After attending The Colorado College, Peter Anderson spent a winter alone in the old Colorado mining town of St. Elmo, and wrote this essay. His head was stuffed with Gary Snyder, Jack Kerouac, and Han Shan; his experience was his own.
Compared to the Mary Murphy Mine and bunkhouse, downtown St. Elmo seemed downright suburban, even though I was the only full-time resident there that winter. Still, on a Sunday night in January, the silence at road's end could chill a heart as fast as it could fill one. It was often easier to stay for another draft at the Lariat Saloon down valley, than it was to follow the dark road home. At times the sky behind the stars seemed so dark and so vast as I pulled up to the cabin, that it was just plain overpowering. I'd slam the truck door just to break the silence, hustle into the cabin, throw the light on, and stoke the fire.
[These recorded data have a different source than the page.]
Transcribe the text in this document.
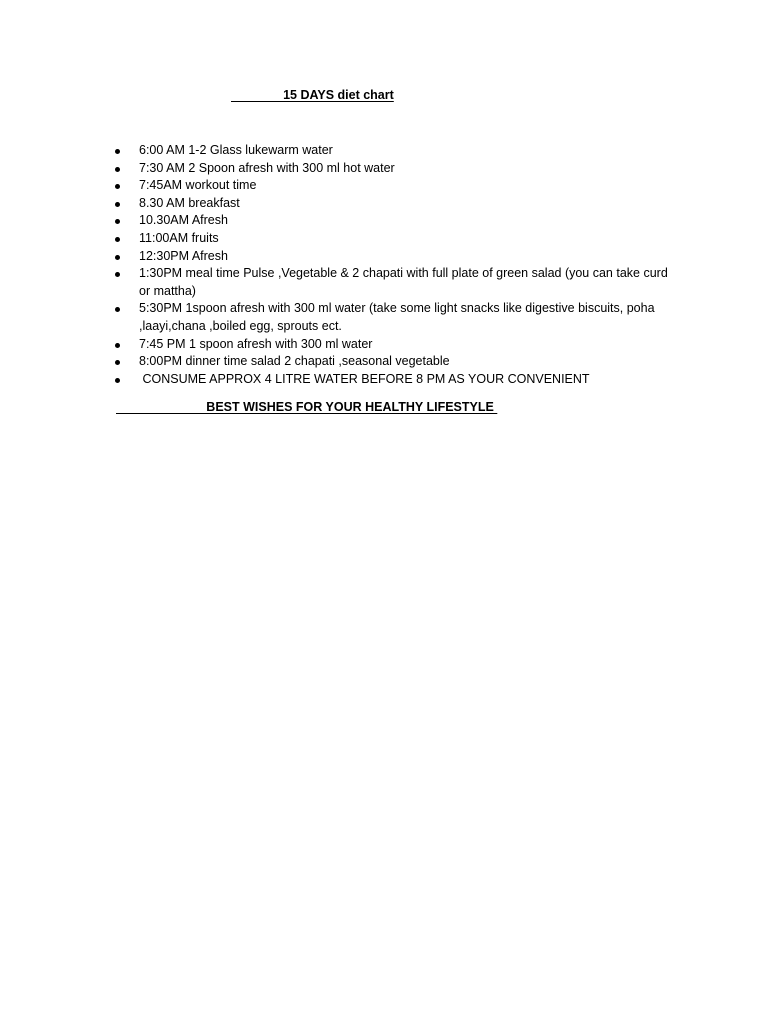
15 DAYS diet chart
6:00 AM 1-2 Glass lukewarm water
7:30 AM 2 Spoon afresh with 300 ml hot water
7:45AM workout time
8.30 AM breakfast
10.30AM Afresh
11:00AM fruits
12:30PM Afresh
1:30PM meal time Pulse ,Vegetable & 2 chapati with full plate of green salad (you can take curd or mattha)
5:30PM 1spoon afresh with 300 ml water (take some light snacks like digestive biscuits, poha ,laayi,chana ,boiled egg, sprouts ect.
7:45 PM 1 spoon afresh with 300 ml water
8:00PM dinner time salad 2 chapati ,seasonal vegetable
CONSUME APPROX 4 LITRE WATER BEFORE 8 PM AS YOUR CONVENIENT
BEST WISHES FOR YOUR HEALTHY LIFESTYLE
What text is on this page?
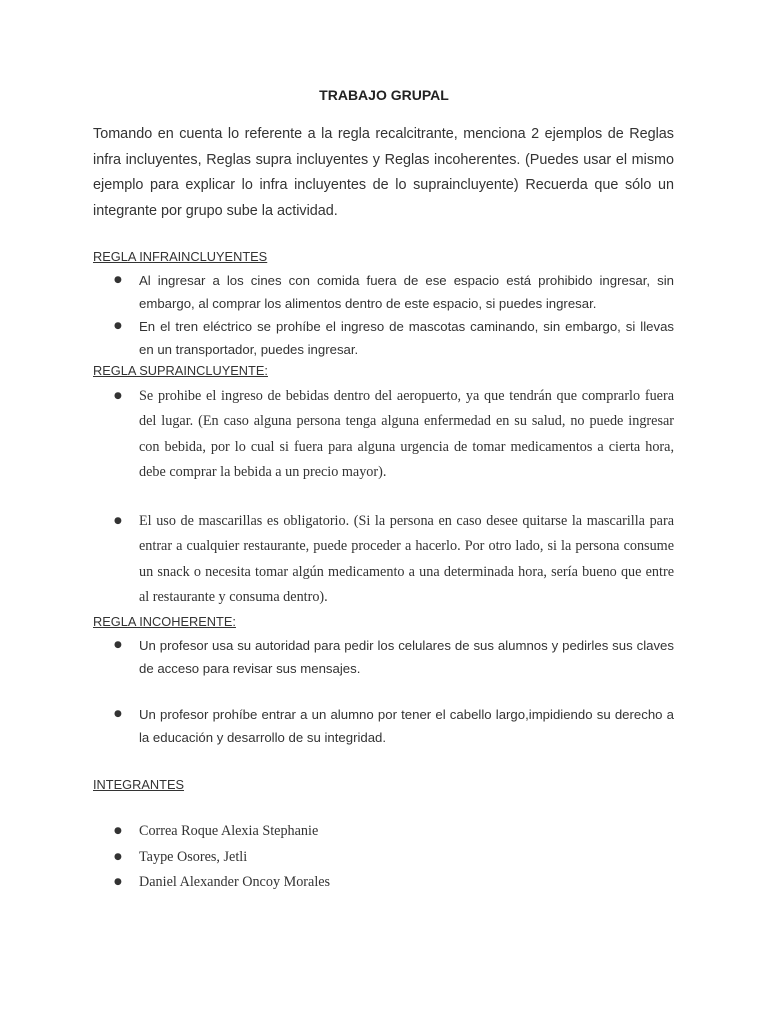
TRABAJO GRUPAL
Tomando en cuenta lo referente a la regla recalcitrante, menciona 2 ejemplos de Reglas infra incluyentes, Reglas supra incluyentes y Reglas incoherentes. (Puedes usar el mismo ejemplo para explicar lo infra incluyentes de lo supraincluyente) Recuerda que sólo un integrante por grupo sube la actividad.
REGLA INFRAINCLUYENTES
● Al ingresar a los cines con comida fuera de ese espacio está prohibido ingresar, sin embargo, al comprar los alimentos dentro de este espacio, si puedes ingresar.
● En el tren eléctrico se prohíbe el ingreso de mascotas caminando, sin embargo, si llevas en un transportador, puedes ingresar.
REGLA SUPRAINCLUYENTE:
● Se prohibe el ingreso de bebidas dentro del aeropuerto, ya que tendrán que comprarlo fuera del lugar. (En caso alguna persona tenga alguna enfermedad en su salud, no puede ingresar con bebida, por lo cual si fuera para alguna urgencia de tomar medicamentos a cierta hora, debe comprar la bebida a un precio mayor).
● El uso de mascarillas es obligatorio. (Si la persona en caso desee quitarse la mascarilla para entrar a cualquier restaurante, puede proceder a hacerlo. Por otro lado, si la persona consume un snack o necesita tomar algún medicamento a una determinada hora, sería bueno que entre al restaurante y consuma dentro).
REGLA INCOHERENTE:
● Un profesor usa su autoridad para pedir los celulares de sus alumnos y pedirles sus claves de acceso para revisar sus mensajes.
● Un profesor prohíbe entrar a un alumno por tener el cabello largo,impidiendo su derecho a la educación y desarrollo de su integridad.
INTEGRANTES
● Correa Roque Alexia Stephanie
● Taype Osores, Jetli
● Daniel Alexander Oncoy Morales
Reflecting on a summit experience in the Swiss Alps, an early 20th century mountaineer named Emile Javelle described the sensation of an "emptiness, terrifying in its vastness," that opened out around him. One "is struck," he said, "as in no other place, by this thought that the universe is terrible in its mystery, that no religion, no philosophy, can give us a true idea of what it is; that the further the vision of our eye extends, the greater does that mystery become.”
1 comment:
Ah, yes. Sky struck. Calvin & Hobbs go out for a walk, look up, are intimidated, and decide to go inside. This is the element so often left out by so many of our sentimental Victorian sweet religions. We aren't gob-smacked to the ground nearly often enough.